Construction of Redox-sensitive Liposomes Modified by Glycyrrhetinic Acid and Evaluation of Anti-hepatocellular Carcinoma Activity.

The aim of this study was to construct a bifunctional liposome with hepatic-targeting capacity by modifying with a targerting ligand and an intracellular tumor reduction response functional group to deliver drugs precisely to focal liver tissues and release them in large quantities in hepatocellular carcinoma cells. This could improve drug efficacy and reduce toxic side effects at the same time. First, the bifunctional ligand for lipsome was successfully obtained by chemically synthesizing it from the hepatic-targeting glycyrrhetinic acid (GA) molecule, cystamine, and the membrane component cholesterol. The ligand was then used to modify the curcumin liposomes. The particle size, and zeta potential of the liposomes were determined with a nanoparticle sizer, and the morphology was observed by transmission electron microscopy. The encapsulation rate and drug release behavior were also determined. Further, the in vitro stability of the liposomes and the changes in the simulated reducing environment were determined.
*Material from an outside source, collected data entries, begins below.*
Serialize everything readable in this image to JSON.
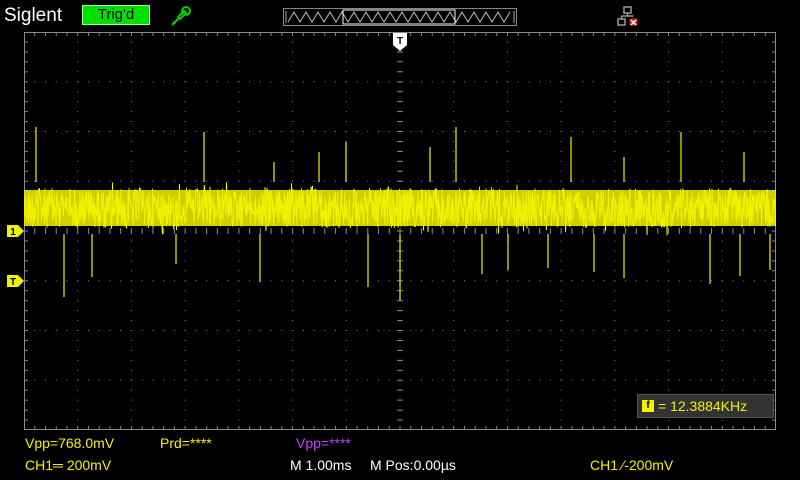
{
  "header": {
    "brand": "Siglent",
    "trigger_status": "Trig'd"
  },
  "markers": {
    "trigger_position": "T",
    "channel1": "1",
    "trigger_level": "T"
  },
  "frequency_counter": {
    "icon": "f",
    "value": "= 12.3884KHz"
  },
  "measurements": {
    "vpp_ch1": "Vpp=768.0mV",
    "prd": "Prd=****",
    "vpp_ch2": "Vpp=****"
  },
  "status": {
    "ch1_scale": "CH1═ 200mV",
    "timebase": "M 1.00ms",
    "mpos": "M Pos:0.00µs",
    "trigger": "CH1 ∕-200mV"
  },
  "colors": {
    "ch1": "#f2f200",
    "ch2": "#c040ff",
    "trig_badge": "#00e000",
    "grid": "#8a8a8a"
  }
}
Finally, the in vitro antitumor activity and cellular uptake efficiency of the drug-loaded liposomes were investigated by performing cellular assays. The results showed that the prepared liposomes had a uniform particle size of 143.6±2.86nm with good stability and an encapsulation rate of 84.3±2.1%. Moreover, the particle size of the liposomes significantly increased and the structure was destroyed in a DTT reducing environment. Cellular experiments showed that the modified liposomes had better cytotoxic effects on hepatocarcinoma cells than both normal liposomes and free drugs. This study has great potential for tumor therapy and provides new ideas for the clinical use of oncology drugs in dosage forms.